Besides us on the SS Lapland, there is the 98th Battalion which comes from the Welland Canal, a draft of the Princess Pats. And some army medical corps men.
We have to take our lifebelt about with us where ever we go and no lights are shown after dark. We have physical jerks for about half hour in the morning and 1 hour in the afternoon. We always fall in at our boat stations for any parade....................there is a concert every night but they usually aren’t up to much. There is plenty of air now that the boat is moving but when we were in harbour it was often very stuffy even with the portholes open. You see we went on board on Saturday afternoon the 8th of July and we didn’t sail till 7 AM July 16th.
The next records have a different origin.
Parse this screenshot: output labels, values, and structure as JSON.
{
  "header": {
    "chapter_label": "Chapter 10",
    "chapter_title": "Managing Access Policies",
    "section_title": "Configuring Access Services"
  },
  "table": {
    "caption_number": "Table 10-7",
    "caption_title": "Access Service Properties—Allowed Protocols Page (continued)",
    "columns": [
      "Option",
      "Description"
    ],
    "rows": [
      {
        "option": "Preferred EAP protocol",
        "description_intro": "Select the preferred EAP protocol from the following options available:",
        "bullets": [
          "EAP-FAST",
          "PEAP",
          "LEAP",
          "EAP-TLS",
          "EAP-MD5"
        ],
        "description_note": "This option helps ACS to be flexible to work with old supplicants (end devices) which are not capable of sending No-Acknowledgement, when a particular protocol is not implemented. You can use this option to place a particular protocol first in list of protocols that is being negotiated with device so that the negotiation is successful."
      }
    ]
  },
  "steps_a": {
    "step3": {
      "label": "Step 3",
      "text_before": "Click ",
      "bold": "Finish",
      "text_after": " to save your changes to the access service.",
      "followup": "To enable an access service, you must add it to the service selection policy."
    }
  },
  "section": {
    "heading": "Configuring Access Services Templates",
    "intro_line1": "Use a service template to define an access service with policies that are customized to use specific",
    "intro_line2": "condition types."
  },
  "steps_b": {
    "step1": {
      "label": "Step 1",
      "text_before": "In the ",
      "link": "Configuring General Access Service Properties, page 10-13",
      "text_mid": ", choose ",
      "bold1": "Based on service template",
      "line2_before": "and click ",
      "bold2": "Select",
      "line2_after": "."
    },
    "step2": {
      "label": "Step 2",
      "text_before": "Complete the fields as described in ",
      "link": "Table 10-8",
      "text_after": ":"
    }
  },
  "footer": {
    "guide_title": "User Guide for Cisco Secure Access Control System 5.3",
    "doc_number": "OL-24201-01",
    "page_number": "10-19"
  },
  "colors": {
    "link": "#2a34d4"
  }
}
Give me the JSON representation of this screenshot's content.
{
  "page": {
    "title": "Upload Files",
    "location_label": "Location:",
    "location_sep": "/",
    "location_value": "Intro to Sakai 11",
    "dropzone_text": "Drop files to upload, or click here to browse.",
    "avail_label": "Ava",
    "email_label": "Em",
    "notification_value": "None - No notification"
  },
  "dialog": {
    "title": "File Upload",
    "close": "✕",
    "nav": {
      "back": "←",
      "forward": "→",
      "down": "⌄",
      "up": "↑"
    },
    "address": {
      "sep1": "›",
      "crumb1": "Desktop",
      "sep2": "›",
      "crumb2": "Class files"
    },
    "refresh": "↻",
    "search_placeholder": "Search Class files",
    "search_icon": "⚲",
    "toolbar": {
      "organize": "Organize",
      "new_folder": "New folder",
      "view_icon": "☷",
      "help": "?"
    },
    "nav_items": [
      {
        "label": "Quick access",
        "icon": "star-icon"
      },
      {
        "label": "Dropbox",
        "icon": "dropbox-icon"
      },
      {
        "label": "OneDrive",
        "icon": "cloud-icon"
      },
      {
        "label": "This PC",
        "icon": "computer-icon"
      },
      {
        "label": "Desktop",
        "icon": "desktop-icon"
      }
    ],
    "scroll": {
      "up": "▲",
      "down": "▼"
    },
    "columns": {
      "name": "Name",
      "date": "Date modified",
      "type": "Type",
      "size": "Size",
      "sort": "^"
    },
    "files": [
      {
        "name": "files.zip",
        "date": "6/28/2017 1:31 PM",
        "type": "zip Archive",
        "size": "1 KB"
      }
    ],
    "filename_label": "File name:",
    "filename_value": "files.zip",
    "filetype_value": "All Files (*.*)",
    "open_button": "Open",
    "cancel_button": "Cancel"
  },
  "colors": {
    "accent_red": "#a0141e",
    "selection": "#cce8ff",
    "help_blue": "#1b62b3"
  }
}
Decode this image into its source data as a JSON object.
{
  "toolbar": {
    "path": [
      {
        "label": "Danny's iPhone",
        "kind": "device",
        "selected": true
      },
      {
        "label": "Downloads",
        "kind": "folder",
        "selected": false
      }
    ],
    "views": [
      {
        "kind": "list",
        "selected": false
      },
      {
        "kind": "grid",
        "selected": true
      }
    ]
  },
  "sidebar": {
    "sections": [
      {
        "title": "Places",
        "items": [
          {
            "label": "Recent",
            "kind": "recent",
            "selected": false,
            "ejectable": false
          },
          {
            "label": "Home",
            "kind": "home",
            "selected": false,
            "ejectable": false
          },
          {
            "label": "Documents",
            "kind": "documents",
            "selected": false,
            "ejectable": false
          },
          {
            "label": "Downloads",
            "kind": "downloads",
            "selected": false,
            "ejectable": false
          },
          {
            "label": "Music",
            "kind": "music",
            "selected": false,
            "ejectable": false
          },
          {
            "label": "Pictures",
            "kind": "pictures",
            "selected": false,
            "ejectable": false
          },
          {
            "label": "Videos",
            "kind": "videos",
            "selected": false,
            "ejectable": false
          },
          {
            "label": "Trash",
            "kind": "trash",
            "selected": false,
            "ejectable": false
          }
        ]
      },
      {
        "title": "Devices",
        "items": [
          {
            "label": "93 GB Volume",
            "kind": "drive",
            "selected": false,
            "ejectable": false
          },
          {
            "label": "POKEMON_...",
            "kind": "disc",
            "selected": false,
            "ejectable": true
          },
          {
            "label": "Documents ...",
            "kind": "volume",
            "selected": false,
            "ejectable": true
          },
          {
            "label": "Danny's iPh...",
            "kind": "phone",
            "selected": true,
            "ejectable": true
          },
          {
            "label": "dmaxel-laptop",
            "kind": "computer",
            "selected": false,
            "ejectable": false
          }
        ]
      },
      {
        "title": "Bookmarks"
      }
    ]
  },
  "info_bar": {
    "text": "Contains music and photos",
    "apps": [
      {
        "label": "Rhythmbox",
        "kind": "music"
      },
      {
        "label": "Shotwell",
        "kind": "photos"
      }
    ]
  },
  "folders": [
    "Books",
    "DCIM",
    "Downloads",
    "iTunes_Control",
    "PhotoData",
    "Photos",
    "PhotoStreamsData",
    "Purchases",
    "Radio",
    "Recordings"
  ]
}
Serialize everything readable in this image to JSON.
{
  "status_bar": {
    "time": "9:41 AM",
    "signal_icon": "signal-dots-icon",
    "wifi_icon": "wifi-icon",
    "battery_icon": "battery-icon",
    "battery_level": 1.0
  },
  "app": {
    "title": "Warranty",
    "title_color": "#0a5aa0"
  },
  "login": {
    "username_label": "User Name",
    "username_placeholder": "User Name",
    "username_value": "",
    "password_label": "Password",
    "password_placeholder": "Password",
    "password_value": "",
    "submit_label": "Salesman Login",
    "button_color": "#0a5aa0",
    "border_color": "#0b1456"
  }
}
We are in bunks with spring bottoms and mattresses. They are all made to be taken down and some of us are in cargo space. A few are in 3rd. Class cabins, Sid, Mcp. and I are to-gether and on the starboard side about half way from the bow to the bridge........
July 21st. On guard all night came off in the morning at 10 am. Guard very monotonous and absurd. I was supposed to prevent any but the crew from using a short bit of passage about 20 ft. long. It is ridiculous the number of men they have on guard every day, about 75 that is to say. So calm we had our port holes open nearly all the time. Grub still excellent.....
July 23rd. In the danger zone now. We have a very large guard posted all along the sides with rifles and live ammunition and also a number of machine guns scattered about so any sub. will get a warm reception. The fog is so thick you can’t see the Empress or the cruiser. No destroyers yet but we will meet escort about 5 pm so they must be coming up to-day.
Sid won boxing matches against a 98th fellow and as a result has 2 black eyes and a scratched cheek. He is bound to be that way when he first goes to see his great uncle in London.
About 6:30 3 torpedo boats appeared and attached themselves to us. Shortly after, our cruiser the Drake steamed away ahead out of sight with a torpedo boat zigzagging in front of her. The torpedo boat is only about 100 feet long with 2 guns one fore and one aft and 2 deck torpedo tubes. On Sunday we were going at high speed and zigzagging along with the other ships...
July 24th.... off Merlin Head Ireland. Foggy so didn’t see Scotland at all....6pm passed the Isle of Man. Some of the men said they had never known such a calm voyage.